Il tema dell’assenza ha guidato anche la scelta di riproporre una nuova, unica pila, sulla sponda sud dove le truppe naziste in ritirata fecero esplodere le due originali; pila che si va a disporre in asse con esse e con il motivo sulla pavimentazione in loro memoria. Questa nuova presenza ha valore evocativo non solo a livello formale, ma soprattutto a livello strutturale in quanto assume lo stesso significato delle due ormai inesistenti. La mezzaluna è ancorata ad essa con ulteriori funi. Il nuovo elemento diventa segno conclusivo dell’assetto strutturale del tutto; è un oggetto importante e gli si vuole attribuire anche formalmente un ruolo ben percepibile nell’economia del progetto, diventa infatti momento descrittivo dell’intorno, come una nuova porta che introduce alla percorrenza del ponte verso il parco delle Cascine di Tavola. Le dinamiche fruitive del contesto sono state analizzate attraverso i principali rapporti che tra le parti si sono instaurati sul territorio e particolarmente sulle previsioni di piano per la zona. L’ambito di visibilità del progetto legato alla situazione infrastrutturale al contorno è risultato praticamente univoco, e limitato alle percorrenze della strada statale 66 con direzione Firenze.

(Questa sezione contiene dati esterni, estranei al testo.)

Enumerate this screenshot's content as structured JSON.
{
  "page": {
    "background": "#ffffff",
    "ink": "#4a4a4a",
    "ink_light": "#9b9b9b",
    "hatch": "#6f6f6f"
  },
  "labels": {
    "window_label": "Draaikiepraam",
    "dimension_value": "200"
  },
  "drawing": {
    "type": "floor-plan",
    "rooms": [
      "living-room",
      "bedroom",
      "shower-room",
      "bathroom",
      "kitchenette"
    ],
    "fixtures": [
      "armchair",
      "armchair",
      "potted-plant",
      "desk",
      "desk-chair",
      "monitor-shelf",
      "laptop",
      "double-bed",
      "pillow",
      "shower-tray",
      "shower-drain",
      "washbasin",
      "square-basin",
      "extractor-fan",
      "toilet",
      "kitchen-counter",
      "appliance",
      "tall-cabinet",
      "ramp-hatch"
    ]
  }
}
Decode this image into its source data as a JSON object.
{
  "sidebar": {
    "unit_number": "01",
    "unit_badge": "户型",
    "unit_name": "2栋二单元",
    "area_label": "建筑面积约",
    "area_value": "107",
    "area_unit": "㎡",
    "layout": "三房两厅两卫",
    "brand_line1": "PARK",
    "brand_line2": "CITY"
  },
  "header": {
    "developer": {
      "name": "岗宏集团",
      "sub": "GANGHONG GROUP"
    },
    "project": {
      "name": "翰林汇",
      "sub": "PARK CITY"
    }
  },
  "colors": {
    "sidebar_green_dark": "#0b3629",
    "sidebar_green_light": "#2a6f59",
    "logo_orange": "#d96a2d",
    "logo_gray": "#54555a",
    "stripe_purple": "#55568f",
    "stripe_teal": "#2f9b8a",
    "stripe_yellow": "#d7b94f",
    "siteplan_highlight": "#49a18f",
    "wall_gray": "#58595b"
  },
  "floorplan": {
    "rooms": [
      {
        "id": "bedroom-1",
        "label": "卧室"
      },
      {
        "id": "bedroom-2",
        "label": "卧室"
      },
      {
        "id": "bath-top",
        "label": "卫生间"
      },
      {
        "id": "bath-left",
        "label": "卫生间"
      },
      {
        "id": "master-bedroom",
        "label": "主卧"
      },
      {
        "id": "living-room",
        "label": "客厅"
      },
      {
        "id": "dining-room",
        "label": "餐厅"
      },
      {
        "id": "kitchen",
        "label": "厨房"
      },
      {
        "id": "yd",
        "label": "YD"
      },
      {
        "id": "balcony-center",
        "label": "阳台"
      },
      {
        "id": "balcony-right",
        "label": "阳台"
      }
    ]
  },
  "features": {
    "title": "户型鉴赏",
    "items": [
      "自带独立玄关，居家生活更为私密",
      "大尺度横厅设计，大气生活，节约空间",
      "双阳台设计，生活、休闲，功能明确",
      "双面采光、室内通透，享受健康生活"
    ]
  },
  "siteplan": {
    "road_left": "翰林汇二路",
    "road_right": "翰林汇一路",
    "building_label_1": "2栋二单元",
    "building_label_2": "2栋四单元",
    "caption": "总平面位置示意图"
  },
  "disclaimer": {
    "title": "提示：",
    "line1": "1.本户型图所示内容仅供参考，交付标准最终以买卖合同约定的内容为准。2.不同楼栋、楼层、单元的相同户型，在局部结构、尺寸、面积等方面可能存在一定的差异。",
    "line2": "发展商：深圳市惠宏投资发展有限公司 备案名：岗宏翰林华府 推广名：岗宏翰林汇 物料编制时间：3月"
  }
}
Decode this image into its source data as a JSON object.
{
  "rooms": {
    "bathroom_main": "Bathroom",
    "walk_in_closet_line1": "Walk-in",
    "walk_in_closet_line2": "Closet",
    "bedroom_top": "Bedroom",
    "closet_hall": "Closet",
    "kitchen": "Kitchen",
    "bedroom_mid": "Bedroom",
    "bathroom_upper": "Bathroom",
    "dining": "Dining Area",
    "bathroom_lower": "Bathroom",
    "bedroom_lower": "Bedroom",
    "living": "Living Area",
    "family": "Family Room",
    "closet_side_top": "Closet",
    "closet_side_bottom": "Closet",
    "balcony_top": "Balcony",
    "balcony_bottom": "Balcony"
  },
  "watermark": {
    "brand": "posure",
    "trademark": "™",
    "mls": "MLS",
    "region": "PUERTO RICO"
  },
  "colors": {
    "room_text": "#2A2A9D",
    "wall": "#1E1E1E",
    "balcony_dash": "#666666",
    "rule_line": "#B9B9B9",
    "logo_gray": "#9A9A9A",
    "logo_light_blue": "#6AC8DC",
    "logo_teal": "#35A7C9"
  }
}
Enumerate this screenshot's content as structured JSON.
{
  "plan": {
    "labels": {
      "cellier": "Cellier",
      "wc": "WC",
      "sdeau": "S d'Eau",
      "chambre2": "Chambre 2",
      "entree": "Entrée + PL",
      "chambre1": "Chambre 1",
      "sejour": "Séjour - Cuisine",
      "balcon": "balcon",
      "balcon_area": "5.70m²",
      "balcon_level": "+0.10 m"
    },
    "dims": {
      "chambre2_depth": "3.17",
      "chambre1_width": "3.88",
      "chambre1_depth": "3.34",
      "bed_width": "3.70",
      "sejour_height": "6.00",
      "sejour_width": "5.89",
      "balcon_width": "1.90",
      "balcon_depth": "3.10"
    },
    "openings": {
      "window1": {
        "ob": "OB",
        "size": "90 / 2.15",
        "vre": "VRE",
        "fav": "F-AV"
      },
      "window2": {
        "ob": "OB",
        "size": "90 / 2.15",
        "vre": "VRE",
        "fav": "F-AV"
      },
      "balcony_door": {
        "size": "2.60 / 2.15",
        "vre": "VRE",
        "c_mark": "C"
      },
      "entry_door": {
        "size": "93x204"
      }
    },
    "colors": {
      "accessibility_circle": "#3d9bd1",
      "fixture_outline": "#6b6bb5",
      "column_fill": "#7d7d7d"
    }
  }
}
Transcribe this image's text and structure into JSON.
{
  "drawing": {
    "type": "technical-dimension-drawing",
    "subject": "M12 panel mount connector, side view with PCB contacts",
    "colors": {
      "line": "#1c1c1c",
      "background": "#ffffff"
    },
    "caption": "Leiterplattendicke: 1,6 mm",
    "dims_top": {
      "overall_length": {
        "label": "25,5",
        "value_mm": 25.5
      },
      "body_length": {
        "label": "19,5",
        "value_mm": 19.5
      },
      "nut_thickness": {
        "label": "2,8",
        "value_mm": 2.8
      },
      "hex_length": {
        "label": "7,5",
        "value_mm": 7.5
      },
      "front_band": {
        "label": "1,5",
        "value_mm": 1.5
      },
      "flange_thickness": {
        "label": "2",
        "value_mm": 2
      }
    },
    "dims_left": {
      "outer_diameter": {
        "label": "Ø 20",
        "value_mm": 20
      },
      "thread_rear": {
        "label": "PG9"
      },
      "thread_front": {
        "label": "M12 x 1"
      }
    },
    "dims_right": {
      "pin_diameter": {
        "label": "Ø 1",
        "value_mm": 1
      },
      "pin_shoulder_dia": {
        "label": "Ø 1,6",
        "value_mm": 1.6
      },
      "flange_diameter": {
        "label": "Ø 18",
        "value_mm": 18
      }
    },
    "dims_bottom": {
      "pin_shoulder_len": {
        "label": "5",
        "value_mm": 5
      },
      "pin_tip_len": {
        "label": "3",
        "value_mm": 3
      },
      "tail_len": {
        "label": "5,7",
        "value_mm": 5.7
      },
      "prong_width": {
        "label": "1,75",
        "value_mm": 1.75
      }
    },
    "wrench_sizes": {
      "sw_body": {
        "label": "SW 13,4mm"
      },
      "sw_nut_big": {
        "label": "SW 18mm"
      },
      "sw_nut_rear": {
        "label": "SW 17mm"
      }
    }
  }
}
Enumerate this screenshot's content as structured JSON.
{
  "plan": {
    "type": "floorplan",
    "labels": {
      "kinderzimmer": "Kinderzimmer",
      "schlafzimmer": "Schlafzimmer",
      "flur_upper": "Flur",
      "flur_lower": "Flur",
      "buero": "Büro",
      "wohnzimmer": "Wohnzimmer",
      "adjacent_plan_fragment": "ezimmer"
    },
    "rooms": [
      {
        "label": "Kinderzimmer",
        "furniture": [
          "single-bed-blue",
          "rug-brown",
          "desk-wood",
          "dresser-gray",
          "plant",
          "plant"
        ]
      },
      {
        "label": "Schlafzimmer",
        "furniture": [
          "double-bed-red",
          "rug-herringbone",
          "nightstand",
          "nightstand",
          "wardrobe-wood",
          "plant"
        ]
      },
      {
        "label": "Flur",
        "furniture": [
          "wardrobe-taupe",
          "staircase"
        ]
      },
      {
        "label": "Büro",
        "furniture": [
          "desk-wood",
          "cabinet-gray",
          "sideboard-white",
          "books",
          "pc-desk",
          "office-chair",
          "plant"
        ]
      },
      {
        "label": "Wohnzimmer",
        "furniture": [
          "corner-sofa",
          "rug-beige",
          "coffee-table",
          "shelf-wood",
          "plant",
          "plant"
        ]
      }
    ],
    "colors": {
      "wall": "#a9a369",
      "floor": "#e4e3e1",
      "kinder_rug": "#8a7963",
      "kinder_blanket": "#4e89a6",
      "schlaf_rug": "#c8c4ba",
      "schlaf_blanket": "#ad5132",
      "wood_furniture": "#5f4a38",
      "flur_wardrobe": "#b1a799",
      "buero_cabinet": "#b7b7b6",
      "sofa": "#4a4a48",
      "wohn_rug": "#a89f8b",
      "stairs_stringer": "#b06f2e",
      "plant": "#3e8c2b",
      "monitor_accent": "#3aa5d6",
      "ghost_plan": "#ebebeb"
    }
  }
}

Per questo motivo l’ intento di mantenere intatta la poeticità dei resti abbandonati sulle sponde, ed al tempo stesso il desiderio di creare un’ emergenza , che in modo discreto manifestasse la propria presenza, è stato conseguito attraverso la forma scultorea del vecchio ponte reinterpretata e proiettata nello spazio. Questa traslazione dell’elemento strutturale emergente verso una delle due sponde, ed in particolare quella più a contatto con la rete infrastrutturale di grande percorrenza, ha permesso di amplificare la scala dell’intervento, da evento funzionale specifico a più articolata connessione tra le parti. La presenza della nuova entrata del Barco di Poggio a Caiano e del parcheggio limitrofo lungo la SS66 , ed il rapporto visuale privilegiato di essa con il ponte, trasformano il nuovo progetto nella vera porta d’accesso per il sistema di parco che si estende tra i comuni di Prato, Poggio a Caiano e Carmignano.
© gilda squillace . Published on September 18, 2013.
La necessità di rievocare con un nuovo gesto progettuale la memoria storica e lo spirito altamente innovativo del precedente manufatto confluiscono in un unico segno che fa da nuova cornice ad un paesaggio che da sempre si mostra con generosità al passante. La memoria della forma che si conserva e si tramanda nei luoghi e nella loro storia, diventa l’idea forte che attraverso materiali contemporanei cerca di riprodurre lo spirito e i meccanismi del ricordo e dell’analogia. In questo modo il nuovo ponte si risolve praticamente con un unico gesto evocativo. Le parti scomparse del vecchio ponte, fatte di un arco di funi, vengono riproposte in in modo rigido attraverso una struttura reticolare curva, in uno schema statico inverso. La forma, libera nel vuoto ed appoggiata sul suo baricentro, riassume e rappresenta la volontà di proiettarsi in avanti conservando e preservando un know how antico e ancora prezioso.